Kandahar Tour: The Turning Point In Canada's Afghan Mission Book by David A. Charters and Lee Windsor, 2008
In the summer of 2006 the Gregg Centre embarked on a major research project on Canada's military, aid and development mission in Afghanistan. The findings of this research were published in September 2008 as Kandahar Tour: The Turning Point in Canada's Afghan Mission.
Afghanistan remains one of Canada's most controversial foreign policy initiatives since the Second World War. Media reports focus on combat deaths and the apparent futility of bringing peace to a strife-torn and corruption ridden land bordered by the problem of Pakistan. Our findings suggest that this focus creates a skewed picture of life - and the UN mission in which Canada is playing a major role - in Kandahar.
Kandahar Tour brings balance to the public view by telling a full story of one six-month rotation of Canadian soldiers, Mounties, diplomats, aid officials, and UN workers who struggled to bring law, order and aid to Afghanistan in the first half of 2007. It turned out that the rotation selected for our study, based on a contingent from CFB Gagetown, happened to occur during a time of dramatic change in Kandahar. 2007 was the year the drought came to an end, investment and aid began flowing into the region in significant quantity and relations between the Government of Afghanistan and disaffected southern farmers took a sharp turn for the better. The rebalancing of the mission toward diplomatic and development activity demanded by critics began in earnest during this tour. Immense challenges and problems remain, but finally in that spring and summer glimmers of light began to appear. Ours is the story of that turning point.

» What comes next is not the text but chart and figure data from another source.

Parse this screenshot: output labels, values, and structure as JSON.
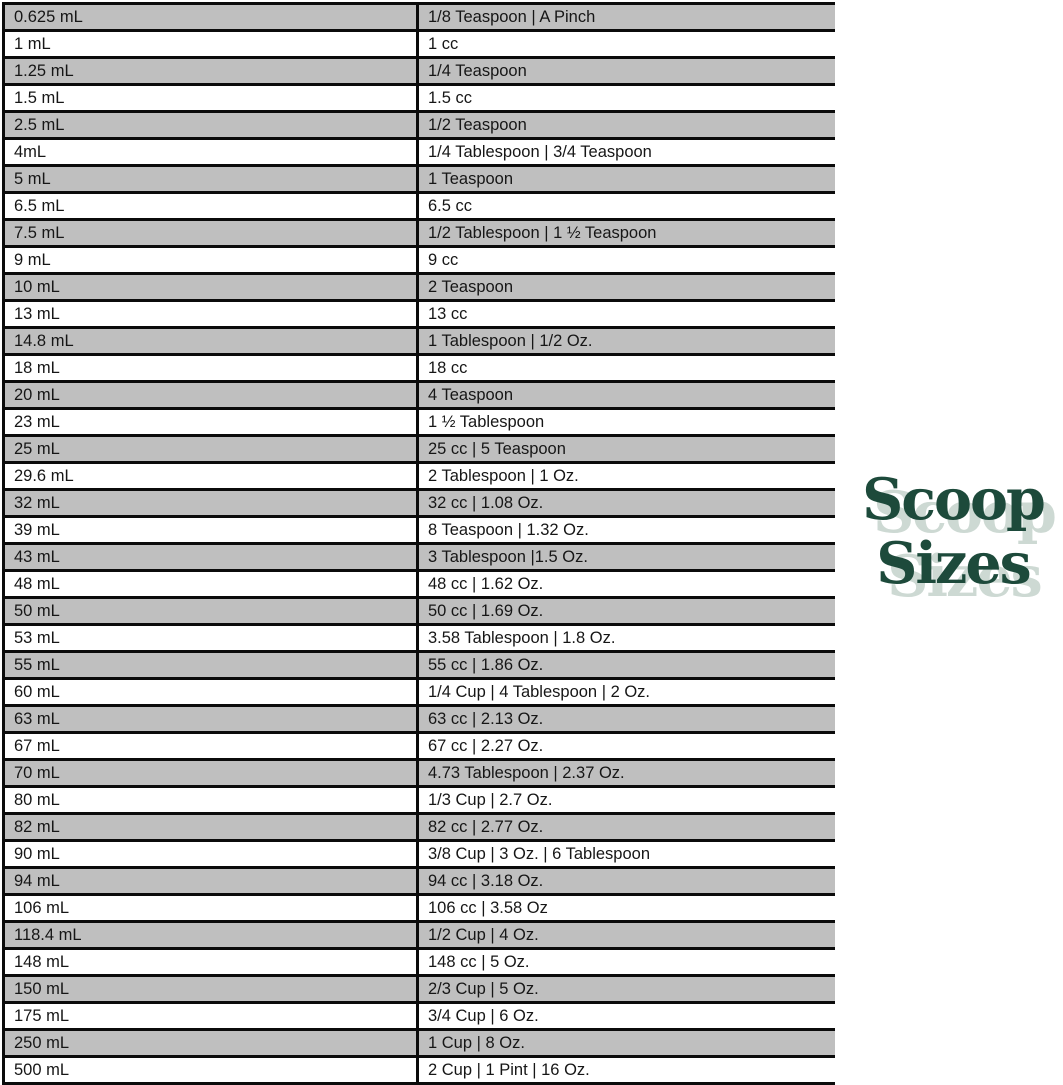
{
  "logo": {
    "line1": "Scoop",
    "line2": "Sizes",
    "color": "#1d4a3b",
    "shadow_color": "#cdd9d3"
  },
  "chart_data": {
    "type": "table",
    "title": "Scoop Sizes",
    "rows": [
      [
        "0.625 mL",
        "1/8 Teaspoon | A Pinch"
      ],
      [
        "1 mL",
        "1 cc"
      ],
      [
        "1.25 mL",
        "1/4 Teaspoon"
      ],
      [
        "1.5 mL",
        "1.5 cc"
      ],
      [
        "2.5 mL",
        "1/2 Teaspoon"
      ],
      [
        "4mL",
        "1/4 Tablespoon | 3/4 Teaspoon"
      ],
      [
        "5 mL",
        "1 Teaspoon"
      ],
      [
        "6.5 mL",
        "6.5 cc"
      ],
      [
        "7.5 mL",
        "1/2 Tablespoon | 1 ½ Teaspoon"
      ],
      [
        "9 mL",
        "9 cc"
      ],
      [
        "10 mL",
        "2 Teaspoon"
      ],
      [
        "13 mL",
        "13 cc"
      ],
      [
        "14.8 mL",
        "1 Tablespoon | 1/2 Oz."
      ],
      [
        "18 mL",
        "18 cc"
      ],
      [
        "20 mL",
        "4 Teaspoon"
      ],
      [
        "23 mL",
        "1 ½ Tablespoon"
      ],
      [
        "25 mL",
        "25 cc | 5 Teaspoon"
      ],
      [
        "29.6 mL",
        "2 Tablespoon | 1 Oz."
      ],
      [
        "32 mL",
        "32 cc | 1.08 Oz."
      ],
      [
        "39 mL",
        "8 Teaspoon | 1.32 Oz."
      ],
      [
        "43 mL",
        "3 Tablespoon |1.5 Oz."
      ],
      [
        "48 mL",
        "48 cc | 1.62 Oz."
      ],
      [
        "50 mL",
        "50 cc | 1.69 Oz."
      ],
      [
        "53 mL",
        "3.58 Tablespoon | 1.8 Oz."
      ],
      [
        "55 mL",
        "55 cc | 1.86 Oz."
      ],
      [
        "60 mL",
        "1/4 Cup | 4 Tablespoon | 2 Oz."
      ],
      [
        "63 mL",
        "63 cc | 2.13 Oz."
      ],
      [
        "67 mL",
        "67 cc | 2.27 Oz."
      ],
      [
        "70 mL",
        "4.73 Tablespoon | 2.37 Oz."
      ],
      [
        "80 mL",
        "1/3 Cup | 2.7 Oz."
      ],
      [
        "82 mL",
        "82 cc | 2.77 Oz."
      ],
      [
        "90 mL",
        "3/8 Cup | 3 Oz. | 6 Tablespoon"
      ],
      [
        "94 mL",
        "94 cc | 3.18 Oz."
      ],
      [
        "106 mL",
        "106 cc | 3.58 Oz"
      ],
      [
        "118.4 mL",
        "1/2 Cup | 4 Oz."
      ],
      [
        "148 mL",
        "148 cc | 5 Oz."
      ],
      [
        "150 mL",
        "2/3 Cup | 5 Oz."
      ],
      [
        "175 mL",
        "3/4 Cup | 6 Oz."
      ],
      [
        "250 mL",
        "1 Cup | 8 Oz."
      ],
      [
        "500 mL",
        "2 Cup | 1 Pint | 16 Oz."
      ]
    ],
    "layout": {
      "alternating_row_shading": true,
      "first_row_shaded": true,
      "shaded_row_color": "#bfbfbf",
      "unshaded_row_color": "#ffffff",
      "border_color": "#0b0b0b",
      "text_color": "#161616",
      "grid": true,
      "right_outer_border": false
    }
  }
}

The book includes a fold-out map of southern Afghanistan. Those looking for more terrain, infrastructure and demographic detail should visit The Afghanistan Information Management Services website. In keeping with the UN Assistance Mission in Afghanistan (UNAMA) focus on building good government and a healthy economy, the AIMS mandate is to foster information management and services to Afghan government departments and companies.

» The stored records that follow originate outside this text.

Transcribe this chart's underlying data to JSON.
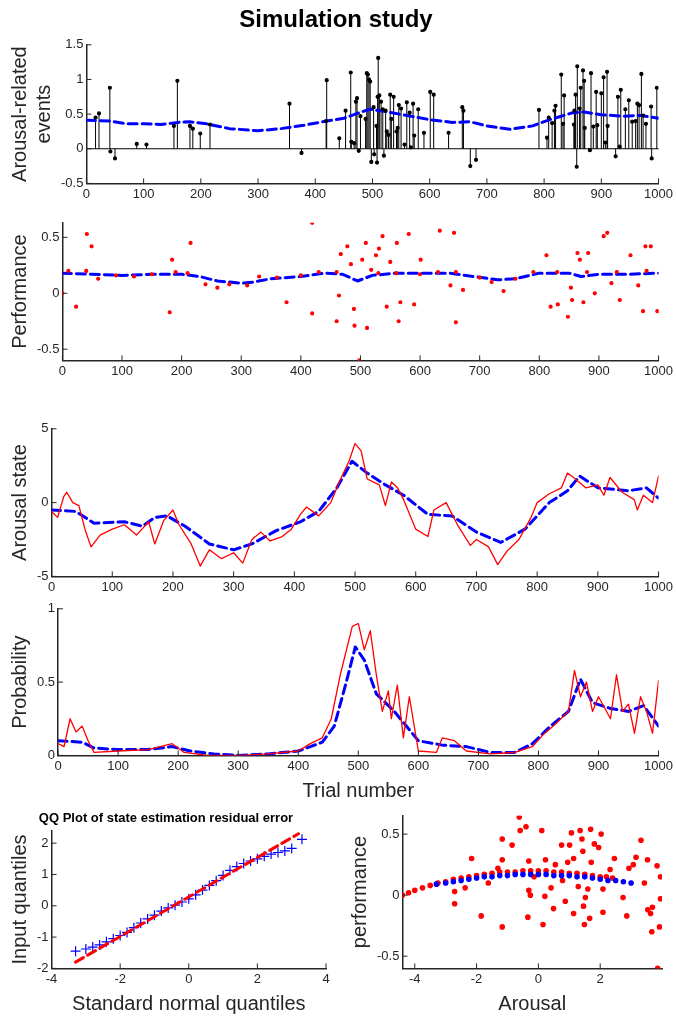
{
  "chart_data": [
    {
      "type": "lollipop",
      "title": "Simulation study",
      "ylabel": "Arousal-related events",
      "xlim": [
        0,
        1000
      ],
      "xticks": [
        0,
        100,
        200,
        300,
        400,
        500,
        600,
        700,
        800,
        900,
        1000
      ],
      "ylim": [
        -0.5,
        1.5
      ],
      "yticks": [
        -0.5,
        0,
        0.5,
        1,
        1.5
      ],
      "grid": false,
      "legend": false,
      "ref_lines": [
        {
          "axis": "y",
          "value": 0,
          "color": "#000000"
        }
      ],
      "series": [
        {
          "color": "#000000",
          "marker": "circle",
          "x": [
            16,
            22,
            41,
            42,
            50,
            88,
            105,
            153,
            159,
            181,
            186,
            199,
            216,
            355,
            376,
            419,
            420,
            442,
            453,
            462,
            463,
            468,
            471,
            473,
            476,
            479,
            488,
            490,
            492,
            494,
            496,
            498,
            502,
            503,
            507,
            508,
            509,
            510,
            512,
            515,
            518,
            520,
            523,
            525,
            528,
            531,
            533,
            537,
            542,
            544,
            546,
            550,
            556,
            560,
            565,
            567,
            571,
            573,
            580,
            590,
            601,
            607,
            633,
            657,
            659,
            671,
            681,
            791,
            805,
            808,
            814,
            818,
            820,
            830,
            833,
            835,
            852,
            853,
            855,
            857,
            858,
            862,
            864,
            868,
            870,
            871,
            880,
            882,
            886,
            891,
            893,
            900,
            904,
            907,
            910,
            911,
            925,
            929,
            932,
            934,
            942,
            948,
            954,
            960,
            963,
            966,
            970,
            973,
            978,
            987,
            988,
            997
          ],
          "values": [
            0.45,
            0.51,
            0.88,
            -0.04,
            -0.14,
            0.07,
            0.06,
            0.33,
            0.98,
            0.33,
            0.29,
            0.22,
            0.35,
            0.65,
            -0.06,
            0.4,
            0.99,
            0.15,
            0.55,
            1.1,
            0.1,
            0.08,
            0.68,
            0.73,
            -0.03,
            0.47,
            0.43,
            1.09,
            1.07,
            1.0,
            0.97,
            -0.19,
            0.6,
            -0.08,
            0.33,
            -0.2,
            0.75,
            1.31,
            0.77,
            0.68,
            0.57,
            -0.1,
            0.55,
            0.25,
            0.2,
            0.78,
            0.43,
            0.75,
            0.25,
            0.3,
            0.63,
            0.58,
            0.06,
            0.67,
            0.52,
            0.02,
            0.65,
            0.19,
            0.57,
            0.23,
            0.82,
            0.78,
            0.23,
            0.6,
            0.55,
            -0.25,
            -0.16,
            0.56,
            0.16,
            0.45,
            0.37,
            0.55,
            0.62,
            1.07,
            0.36,
            0.77,
            0.35,
            0.55,
            0.78,
            -0.26,
            1.19,
            0.58,
            0.88,
            1.13,
            0.98,
            0.3,
            -0.02,
            1.09,
            0.32,
            0.82,
            0.34,
            0.8,
            1.03,
            0.09,
            1.11,
            0.33,
            -0.11,
            0.75,
            0.03,
            0.85,
            0.57,
            0.7,
            0.39,
            0.4,
            0.65,
            0.63,
            1.08,
            0.48,
            0.36,
            0.61,
            -0.14,
            0.88
          ]
        },
        {
          "type": "line",
          "color": "#0000ff",
          "line_style": "dashed",
          "marker": "none",
          "x": [
            0,
            40,
            70,
            100,
            130,
            160,
            180,
            210,
            250,
            300,
            340,
            380,
            420,
            450,
            470,
            495,
            520,
            560,
            600,
            640,
            670,
            700,
            740,
            780,
            810,
            850,
            870,
            900,
            940,
            970,
            1000
          ],
          "values": [
            0.41,
            0.4,
            0.36,
            0.36,
            0.35,
            0.38,
            0.39,
            0.36,
            0.29,
            0.26,
            0.29,
            0.34,
            0.4,
            0.44,
            0.5,
            0.57,
            0.54,
            0.48,
            0.42,
            0.38,
            0.39,
            0.33,
            0.28,
            0.33,
            0.42,
            0.52,
            0.53,
            0.49,
            0.47,
            0.48,
            0.44
          ]
        }
      ]
    },
    {
      "type": "scatter",
      "ylabel": "Performance",
      "xlim": [
        0,
        1000
      ],
      "xticks": [
        0,
        100,
        200,
        300,
        400,
        500,
        600,
        700,
        800,
        900,
        1000
      ],
      "ylim": [
        -0.6,
        0.63
      ],
      "yticks": [
        -0.5,
        0,
        0.5
      ],
      "grid": false,
      "legend": false,
      "series": [
        {
          "color": "#ff0000",
          "marker": "circle",
          "x": [
            0,
            10,
            40,
            60,
            90,
            120,
            150,
            190,
            210,
            240,
            260,
            280,
            310,
            330,
            360,
            400,
            430,
            460,
            530,
            560,
            600,
            630,
            660,
            700,
            720,
            740,
            760,
            790,
            830,
            880,
            930,
            980,
            41,
            49,
            23,
            215,
            184,
            180,
            376,
            419,
            419,
            460,
            464,
            467,
            478,
            484,
            489,
            490,
            498,
            503,
            509,
            511,
            518,
            526,
            531,
            537,
            544,
            550,
            561,
            564,
            567,
            581,
            590,
            601,
            633,
            651,
            657,
            660,
            672,
            812,
            819,
            831,
            848,
            853,
            855,
            864,
            868,
            874,
            882,
            893,
            908,
            914,
            921,
            935,
            953,
            966,
            974,
            978,
            987,
            998
          ],
          "values": [
            0,
            0.2,
            0.2,
            0.13,
            0.16,
            0.15,
            0.17,
            0.19,
            0.18,
            0.08,
            0.05,
            0.08,
            0.07,
            0.15,
            0.14,
            0.16,
            0.19,
            0.19,
            0.18,
            0.18,
            0.17,
            0.19,
            0.19,
            0.14,
            0.1,
            0.02,
            0.13,
            0.19,
            0.19,
            0.19,
            0.19,
            0.2,
            0.53,
            0.42,
            -0.12,
            0.45,
            0.3,
            -0.17,
            -0.08,
            0.63,
            -0.18,
            -0.25,
            -0.02,
            0.35,
            0.42,
            0.26,
            -0.14,
            -0.29,
            -0.6,
            0.3,
            0.45,
            -0.31,
            0.21,
            0.34,
            0.4,
            0.51,
            -0.12,
            0.28,
            0.45,
            -0.25,
            -0.08,
            0.53,
            -0.1,
            0.3,
            0.56,
            0.07,
            0.54,
            -0.26,
            0.03,
            0.34,
            -0.12,
            -0.1,
            -0.21,
            0.05,
            -0.06,
            0.36,
            0.3,
            -0.08,
            0.36,
            0,
            0.51,
            0.54,
            0.09,
            -0.06,
            0.34,
            0.07,
            -0.16,
            0.42,
            0.42,
            -0.16
          ]
        },
        {
          "type": "line",
          "color": "#0000ff",
          "line_style": "dashed",
          "marker": "none",
          "x": [
            0,
            50,
            100,
            150,
            200,
            230,
            260,
            300,
            320,
            350,
            400,
            440,
            470,
            495,
            520,
            560,
            600,
            650,
            690,
            730,
            760,
            800,
            850,
            870,
            900,
            950,
            1000
          ],
          "values": [
            0.18,
            0.17,
            0.16,
            0.17,
            0.17,
            0.15,
            0.11,
            0.09,
            0.1,
            0.13,
            0.15,
            0.18,
            0.17,
            0.11,
            0.16,
            0.18,
            0.18,
            0.18,
            0.15,
            0.12,
            0.13,
            0.18,
            0.18,
            0.15,
            0.17,
            0.17,
            0.18
          ]
        }
      ]
    },
    {
      "type": "line",
      "ylabel": "Arousal state",
      "xlim": [
        0,
        1000
      ],
      "xticks": [
        0,
        100,
        200,
        300,
        400,
        500,
        600,
        700,
        800,
        900,
        1000
      ],
      "ylim": [
        -5,
        5
      ],
      "yticks": [
        -5,
        0,
        5
      ],
      "grid": false,
      "legend": false,
      "series": [
        {
          "color": "#ff0000",
          "line_style": "solid",
          "marker": "none",
          "x": [
            0,
            10,
            20,
            25,
            35,
            45,
            55,
            65,
            80,
            100,
            120,
            140,
            160,
            170,
            185,
            200,
            210,
            230,
            245,
            260,
            280,
            300,
            315,
            330,
            345,
            360,
            380,
            395,
            410,
            420,
            440,
            460,
            475,
            490,
            500,
            510,
            520,
            540,
            550,
            560,
            570,
            580,
            600,
            620,
            630,
            650,
            660,
            670,
            690,
            700,
            720,
            735,
            750,
            770,
            790,
            800,
            820,
            840,
            850,
            860,
            880,
            900,
            910,
            920,
            940,
            960,
            965,
            975,
            990,
            1000
          ],
          "values": [
            -0.6,
            -1.0,
            0.4,
            0.7,
            0,
            -0.2,
            -1.8,
            -3.0,
            -2.2,
            -1.8,
            -1.5,
            -2.2,
            -1.3,
            -2.8,
            -1.2,
            -0.5,
            -1.5,
            -2.8,
            -4.3,
            -3.2,
            -3.8,
            -3.4,
            -4.1,
            -2.5,
            -2.0,
            -2.6,
            -2.3,
            -1.8,
            -0.8,
            -0.3,
            -0.9,
            0,
            1.5,
            2.8,
            4.0,
            3.5,
            1.6,
            1.2,
            -0.2,
            1.4,
            1.0,
            0.2,
            -1.8,
            -2.3,
            -0.5,
            0,
            -0.8,
            -1.6,
            -2.9,
            -2.5,
            -3.0,
            -4.2,
            -3.3,
            -2.5,
            -1.0,
            0,
            0.6,
            1.0,
            2.0,
            1.7,
            1.0,
            1.2,
            0.5,
            1.7,
            0.7,
            0.2,
            -0.5,
            0.5,
            0,
            1.8
          ]
        },
        {
          "color": "#0000ff",
          "line_style": "dashed",
          "marker": "none",
          "x": [
            0,
            40,
            70,
            120,
            150,
            170,
            190,
            220,
            260,
            300,
            330,
            370,
            410,
            440,
            470,
            495,
            520,
            550,
            580,
            620,
            660,
            700,
            740,
            780,
            820,
            850,
            870,
            900,
            950,
            980,
            1000
          ],
          "values": [
            -0.5,
            -0.6,
            -1.4,
            -1.3,
            -1.6,
            -1.0,
            -0.9,
            -1.6,
            -2.8,
            -3.2,
            -2.8,
            -1.9,
            -1.3,
            -0.6,
            1.0,
            2.8,
            2.0,
            1.2,
            0.5,
            -0.8,
            -0.9,
            -2.0,
            -2.7,
            -1.8,
            0,
            0.8,
            1.8,
            1.0,
            0.8,
            1.0,
            0.3
          ]
        }
      ]
    },
    {
      "type": "line",
      "ylabel": "Probability",
      "xlabel": "Trial number",
      "xlim": [
        0,
        1000
      ],
      "xticks": [
        0,
        100,
        200,
        300,
        400,
        500,
        600,
        700,
        800,
        900,
        1000
      ],
      "ylim": [
        0,
        1
      ],
      "yticks": [
        0,
        0.5,
        1
      ],
      "grid": false,
      "legend": false,
      "series": [
        {
          "color": "#ff0000",
          "line_style": "solid",
          "marker": "none",
          "x": [
            0,
            10,
            20,
            30,
            40,
            50,
            60,
            100,
            150,
            190,
            210,
            250,
            300,
            350,
            400,
            420,
            440,
            455,
            470,
            490,
            500,
            510,
            520,
            530,
            540,
            550,
            555,
            565,
            575,
            585,
            600,
            630,
            640,
            660,
            680,
            720,
            760,
            790,
            810,
            830,
            850,
            860,
            870,
            880,
            890,
            900,
            920,
            930,
            940,
            950,
            960,
            970,
            980,
            990,
            1000
          ],
          "values": [
            0.08,
            0.06,
            0.25,
            0.16,
            0.2,
            0.1,
            0.02,
            0.03,
            0.04,
            0.08,
            0.02,
            0,
            0,
            0.01,
            0.03,
            0.08,
            0.12,
            0.25,
            0.55,
            0.88,
            0.9,
            0.72,
            0.85,
            0.55,
            0.3,
            0.44,
            0.25,
            0.48,
            0.12,
            0.4,
            0.03,
            0.02,
            0.12,
            0.1,
            0.03,
            0.01,
            0.02,
            0.06,
            0.15,
            0.22,
            0.3,
            0.58,
            0.4,
            0.5,
            0.3,
            0.4,
            0.25,
            0.55,
            0.3,
            0.35,
            0.15,
            0.4,
            0.3,
            0.15,
            0.51
          ]
        },
        {
          "color": "#0000ff",
          "line_style": "dashed",
          "marker": "none",
          "x": [
            0,
            40,
            60,
            100,
            150,
            190,
            220,
            260,
            300,
            350,
            400,
            440,
            460,
            480,
            495,
            510,
            530,
            560,
            600,
            640,
            680,
            720,
            760,
            790,
            820,
            850,
            870,
            890,
            920,
            950,
            975,
            1000
          ],
          "values": [
            0.1,
            0.09,
            0.05,
            0.04,
            0.04,
            0.06,
            0.03,
            0.01,
            0,
            0.01,
            0.03,
            0.09,
            0.2,
            0.5,
            0.74,
            0.65,
            0.42,
            0.3,
            0.1,
            0.07,
            0.06,
            0.02,
            0.02,
            0.08,
            0.2,
            0.3,
            0.52,
            0.36,
            0.32,
            0.3,
            0.34,
            0.2
          ]
        }
      ]
    },
    {
      "type": "scatter",
      "title": "QQ Plot of state estimation residual error",
      "xlabel": "Standard normal quantiles",
      "ylabel": "Input quantiles",
      "xlim": [
        -4,
        4
      ],
      "xticks": [
        -4,
        -2,
        0,
        2,
        4
      ],
      "ylim": [
        -2,
        2.4
      ],
      "yticks": [
        -2,
        -1,
        0,
        1,
        2
      ],
      "grid": false,
      "legend": false,
      "series": [
        {
          "type": "line",
          "color": "#ff0000",
          "line_style": "dashed",
          "marker": "none",
          "x": [
            -3.3,
            3.2
          ],
          "values": [
            -1.8,
            2.3
          ]
        },
        {
          "color": "#0000ff",
          "marker": "cross",
          "x": [
            -3.3,
            -3.0,
            -2.8,
            -2.6,
            -2.4,
            -2.2,
            -2.0,
            -1.8,
            -1.6,
            -1.4,
            -1.2,
            -1.0,
            -0.8,
            -0.6,
            -0.4,
            -0.2,
            0,
            0.2,
            0.4,
            0.6,
            0.8,
            1.0,
            1.2,
            1.4,
            1.6,
            1.8,
            2.0,
            2.2,
            2.4,
            2.6,
            2.8,
            3.0,
            3.3
          ],
          "values": [
            -1.45,
            -1.38,
            -1.32,
            -1.25,
            -1.15,
            -1.05,
            -0.95,
            -0.85,
            -0.7,
            -0.55,
            -0.42,
            -0.3,
            -0.17,
            -0.07,
            0.02,
            0.12,
            0.22,
            0.35,
            0.5,
            0.65,
            0.8,
            0.97,
            1.13,
            1.25,
            1.35,
            1.43,
            1.5,
            1.58,
            1.65,
            1.7,
            1.75,
            1.83,
            2.12
          ]
        }
      ]
    },
    {
      "type": "scatter",
      "xlabel": "Arousal",
      "ylabel": "performance",
      "xlim": [
        -4.4,
        4
      ],
      "xticks": [
        -4,
        -2,
        0,
        2
      ],
      "ylim": [
        -0.6,
        0.65
      ],
      "yticks": [
        -0.5,
        0,
        0.5
      ],
      "grid": false,
      "legend": false,
      "series": [
        {
          "color": "#0000ff",
          "marker": "circle",
          "x": [
            -3.3,
            -3.0,
            -2.75,
            -2.5,
            -2.25,
            -2.0,
            -1.75,
            -1.5,
            -1.25,
            -1.0,
            -0.75,
            -0.5,
            -0.25,
            0,
            0.25,
            0.5,
            0.75,
            1.0,
            1.25,
            1.5,
            1.75,
            2.0,
            2.25,
            2.5,
            2.75,
            3.0
          ],
          "values": [
            0.09,
            0.1,
            0.11,
            0.12,
            0.13,
            0.14,
            0.15,
            0.15,
            0.16,
            0.16,
            0.17,
            0.17,
            0.17,
            0.17,
            0.17,
            0.16,
            0.16,
            0.16,
            0.15,
            0.15,
            0.14,
            0.13,
            0.12,
            0.12,
            0.11,
            0.1
          ]
        },
        {
          "color": "#ff0000",
          "marker": "circle",
          "x": [
            -4.4,
            -4.2,
            -4,
            -3.75,
            -3.5,
            -3.25,
            -3,
            -2.75,
            -2.5,
            -2.25,
            -2,
            -1.75,
            -1.5,
            -1.25,
            -1,
            -0.75,
            -0.5,
            -0.25,
            0,
            0.25,
            0.5,
            0.75,
            1,
            1.25,
            1.5,
            1.75,
            2,
            2.2,
            2.4,
            -2.71,
            -2.71,
            -2.37,
            -2.16,
            -1.85,
            -1.62,
            -1.31,
            -1.17,
            -1.17,
            -1.17,
            -0.85,
            -0.62,
            -0.59,
            -0.4,
            -0.31,
            -0.31,
            -0.26,
            -0.34,
            -0.14,
            0.11,
            0.15,
            0.21,
            0.23,
            0.41,
            0.49,
            0.55,
            0.75,
            0.78,
            0.87,
            0.95,
            1.01,
            1.07,
            1.14,
            1.14,
            1.29,
            1.35,
            1.41,
            1.44,
            1.46,
            1.49,
            1.52,
            1.6,
            1.66,
            1.69,
            1.71,
            1.81,
            1.95,
            2.03,
            2.09,
            2.09,
            2.32,
            2.46,
            2.74,
            2.86,
            2.93,
            3.07,
            3.16,
            3.32,
            3.43,
            3.53,
            3.54,
            3.63,
            3.67,
            3.69,
            3.84,
            3.86,
            3.92,
            3.95,
            3.95
          ],
          "values": [
            0,
            0.02,
            0.04,
            0.06,
            0.08,
            0.1,
            0.11,
            0.13,
            0.14,
            0.15,
            0.16,
            0.17,
            0.18,
            0.19,
            0.19,
            0.19,
            0.2,
            0.2,
            0.2,
            0.2,
            0.19,
            0.19,
            0.18,
            0.18,
            0.17,
            0.16,
            0.15,
            0.15,
            0.14,
            0.03,
            -0.07,
            0.06,
            0.3,
            -0.17,
            0.1,
            0.22,
            0.46,
            0.29,
            -0.26,
            0.41,
            0.64,
            0.53,
            0.56,
            0.28,
            0.04,
            0,
            -0.18,
            0.15,
            0.53,
            -0.24,
            -0.01,
            0.29,
            0.06,
            -0.11,
            0.25,
            0.41,
            0.12,
            -0.05,
            0.27,
            0.41,
            0.51,
            0.3,
            -0.15,
            0.07,
            0.53,
            0.46,
            0.36,
            -0.09,
            -0.24,
            -0.02,
            0.05,
            -0.19,
            0.54,
            0.27,
            0.42,
            0.39,
            0.5,
            -0.14,
            0.05,
            0.21,
            0.3,
            -0.02,
            -0.17,
            0.22,
            0.25,
            0.31,
            0.45,
            0.1,
            0.29,
            -0.12,
            -0.15,
            -0.3,
            -0.1,
            0.24,
            -0.6,
            -0.26,
            0.15,
            -0.03
          ]
        }
      ]
    }
  ]
}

"Our Mission was the people of Kandahar and keeping the Taliban from interfering with rebuilding. When we did use force, we had to be discriminate Killing innocent civilians would be mission failure. I had the A-Team ad could not make it work with lesser men and women." - Lieutenant-Colonel Rob Walker, Commanding Officer, 2RCR Battlegroup
"Our job is to create a functional government that earns the respect of its population. The people of Kandahar are not asking for life, liberty, and the pursuit of happiness. They want Canada's peace, order, and good government. We're getting there. But it takes time, Thankfully Afghans are more patient than people back home." - Gavin Buchan, Director, Foreign Affairs, Kandahar Provincial Reconstruction Team, 2006-07
"My soliders got to know every inch of Zharey District and its people. It was our back-yard. We knew it better than the Taliban, especially the foreign fighters. People learned to trust us and started staying in their homes while we rant he enemy out of town." - Major David Quick, India Company
About the author (2009)
Lee Windsor, PhD, is an historian and Deputy Director of the Gregg Centre for the Study of War and Society. In April 2007 he traveled to Afghanistan to directly observe Task Force 1-07 on active service in Kandahar.
David Charters, PhD, is Professor of Military History and Senior Fellow of the Gregg Centre at the University of New Brunswick. He is an authority on insurgency, counter-insurgency and international terrorism.